Nexus Kubernetes cluster overview
This article describes core concepts of Nexus Kubernetes Cluster, a managed Kubernetes service that you can use to deploy and operate containerized applications on Azure Operator Nexus Platform
What is Kubernetes?
Kubernetes is a rapidly evolving platform that manages container-based applications and their associated networking and storage components. Kubernetes focuses on the application workloads, not the underlying infrastructure components. It provides a declarative approach to deployments, backed by a robust set of APIs for management operations. See What is Kubernetes to learn about Kubernetes.
Nexus Kubernetes Service
Nexus Kubernetes Cluster Service is a Kubernetes distribution designed for on-premises deployment over Nexus instances. It's engineered to streamline the automated creation of containers, and is optimized to run workloads associated for data-intensive network functions.
Like any Kubernetes cluster, Nexus Kubernetes cluster has two components:
Control plane: provides core Kubernetes services and manages the life cycle of application workloads.
Nodes: To run your applications and supporting services, you need a Kubernetes node. It provides the container runtime environment. Each NKS cluster has at least one node. Node is hosted in virtual machine (VM) that runs the Kubernetes node components. VM is created as part of NKS cluster deployment on Nexus instance. There are two types of node pools in Nexus Kubernetes Clusters
- When you create an AKS cluster, you define the initial number of nodes and their size (SKU), which creates a system node pool. System node pools host critical system pods.
- On the other hand, to support applications that have different compute or storage demands, you can create user node pools, also known as Nexus Agent pool. Each VM in a Nexus Agent pool adheres to a uniform configuration, such as CPU, memory, disk and so on. Once an Agent pool is established, the number of VMs within it remains fixed. To scale the capacity of a Nexus Kubernetes cluster, more Agent pools can be created and integrated into the existing cluster. In other words, the Nexus Agent pool supports horizontal scaling by allowing the addition or removal of Agent pools within the Nexus Kubernetes cluster.
However, application pods can be scheduled on system node pools in case user wants only one node pool in their cluster. Every Nexus Kubernetes Cluster must contain at least one system node pool with at least one node.
Nexus Kubernetes Cluster Add-ons
Nexus Kubernetes Cluster Add-ons is a feature of the Nexus platform that allows customers to enhance their Nexus Kubernetes clusters with extra packages or features. The Add-ons are categorized into two types: required and optional.
Required Add-ons: Add-ons are automatically deployed into provisioned Nexus Kubernetes clusters. Core add-ons such as Calico, MetalLB, Nexus Storage CSI, IPAM plugins, metrics-server, node-local-dns, Arc for Kubernetes, and Arc for Servers are included by default when clusters are created. The successful completion of the cluster provisioning process depends on these add-ons being installed successfully. If a required add-on installation fails and can't be fixed, the cluster status is marked as failed.
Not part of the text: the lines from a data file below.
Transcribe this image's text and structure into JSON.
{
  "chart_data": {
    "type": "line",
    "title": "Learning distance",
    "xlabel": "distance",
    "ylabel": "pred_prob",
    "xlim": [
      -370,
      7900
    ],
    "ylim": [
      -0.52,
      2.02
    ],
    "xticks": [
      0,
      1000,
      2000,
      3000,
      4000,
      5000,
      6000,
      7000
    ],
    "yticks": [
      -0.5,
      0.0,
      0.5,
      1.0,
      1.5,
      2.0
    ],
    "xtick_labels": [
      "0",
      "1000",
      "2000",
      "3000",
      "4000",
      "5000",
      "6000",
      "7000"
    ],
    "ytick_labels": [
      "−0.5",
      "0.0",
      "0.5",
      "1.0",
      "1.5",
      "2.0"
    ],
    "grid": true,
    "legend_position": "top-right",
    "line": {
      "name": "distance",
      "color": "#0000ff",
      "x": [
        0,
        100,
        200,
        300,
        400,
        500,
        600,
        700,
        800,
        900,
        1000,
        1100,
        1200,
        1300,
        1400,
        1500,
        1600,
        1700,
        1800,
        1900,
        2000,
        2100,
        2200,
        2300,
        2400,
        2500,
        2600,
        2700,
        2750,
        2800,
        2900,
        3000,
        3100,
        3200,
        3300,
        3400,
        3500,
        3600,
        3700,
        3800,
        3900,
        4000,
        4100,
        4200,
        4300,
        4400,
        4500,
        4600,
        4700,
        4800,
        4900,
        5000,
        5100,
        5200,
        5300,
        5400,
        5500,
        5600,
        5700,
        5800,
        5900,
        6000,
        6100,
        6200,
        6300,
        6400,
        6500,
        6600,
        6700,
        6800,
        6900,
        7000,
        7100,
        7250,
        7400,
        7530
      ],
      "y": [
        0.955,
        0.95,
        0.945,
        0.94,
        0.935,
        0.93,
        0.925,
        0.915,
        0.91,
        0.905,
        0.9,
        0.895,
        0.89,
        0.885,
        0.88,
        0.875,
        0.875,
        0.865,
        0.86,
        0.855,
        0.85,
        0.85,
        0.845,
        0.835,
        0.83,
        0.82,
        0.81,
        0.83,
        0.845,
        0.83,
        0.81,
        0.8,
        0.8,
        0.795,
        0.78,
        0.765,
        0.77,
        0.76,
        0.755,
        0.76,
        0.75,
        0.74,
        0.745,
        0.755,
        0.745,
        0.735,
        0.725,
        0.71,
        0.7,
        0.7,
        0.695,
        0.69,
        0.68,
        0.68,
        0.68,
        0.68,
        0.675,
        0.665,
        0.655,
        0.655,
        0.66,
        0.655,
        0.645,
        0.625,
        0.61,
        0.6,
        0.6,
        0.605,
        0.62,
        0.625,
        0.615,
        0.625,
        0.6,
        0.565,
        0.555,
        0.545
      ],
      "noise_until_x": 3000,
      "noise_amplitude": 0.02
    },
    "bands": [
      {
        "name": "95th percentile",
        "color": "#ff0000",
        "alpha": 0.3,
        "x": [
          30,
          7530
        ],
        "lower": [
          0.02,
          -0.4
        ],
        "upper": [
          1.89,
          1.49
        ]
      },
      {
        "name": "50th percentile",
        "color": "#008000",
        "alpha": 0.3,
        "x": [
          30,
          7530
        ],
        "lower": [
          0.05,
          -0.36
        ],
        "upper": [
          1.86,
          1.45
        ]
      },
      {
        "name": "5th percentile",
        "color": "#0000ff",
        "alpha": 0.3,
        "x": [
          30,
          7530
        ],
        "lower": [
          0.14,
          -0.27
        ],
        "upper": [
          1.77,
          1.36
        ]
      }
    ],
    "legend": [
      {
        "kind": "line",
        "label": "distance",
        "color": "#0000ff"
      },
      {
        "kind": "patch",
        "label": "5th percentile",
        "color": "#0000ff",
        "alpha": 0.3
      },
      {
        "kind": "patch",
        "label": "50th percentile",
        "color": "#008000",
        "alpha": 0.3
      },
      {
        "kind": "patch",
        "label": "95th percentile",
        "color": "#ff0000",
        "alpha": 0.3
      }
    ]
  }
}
Optional Add-ons: Add-ons are supplementary services associated with a Kubernetes Cluster resource. Customers can choose to activate or deactivate these add-ons on demand. Example for supplementary services could include deployment of cluster-level local image caching registry within the NKS cluster to support for disconnected scenarios. NKS enables the customer to observe the status, health, and version of each required and optional add-on, which can be monitored on Azure portal, or the state can be fetched using Azure Resource Manager APIs.
Add-ons are installed once and can only be updated or upgraded when the customer upgrades the Nexus Kubernetes cluster. It enables customers to apply critical production hotfixes without interference from the underlying infrastructure operations, which could otherwise overwrite their cluster modifications.
Nexus Available Zones
Nexus has introduced a concept of Availability Zone. It's delineated at a Rack level and allows customers to spread their workloads across the instance to achieve better availability. For a Nexus instance with eight racks, customers get eight Availability zones. Each Zone comprises a pair of management servers with redundancy and a collection of compute servers that function as a resource pool. During multi-rack deployments in Nexus and when performing runtime bundle upgrades, Availability zones provide the added benefit of acting as an upgrade domain. This ensures that, at most, only the servers within a single rack are taken offline for these upgrades.
Failure domain
Operator Nexus ensures that the Nexus Kubernetes Cluster nodes are distributed across upgrade domains. This distribution is done in a way that improves the resilience and availability of the cluster. Operator Nexus uses Kubernetes affinity rules to schedule nodes in specific zones. It ensures that the underlying VMs aren't placed on the same physical server or in the same upgrade domain, improving the cluster's fault tolerance.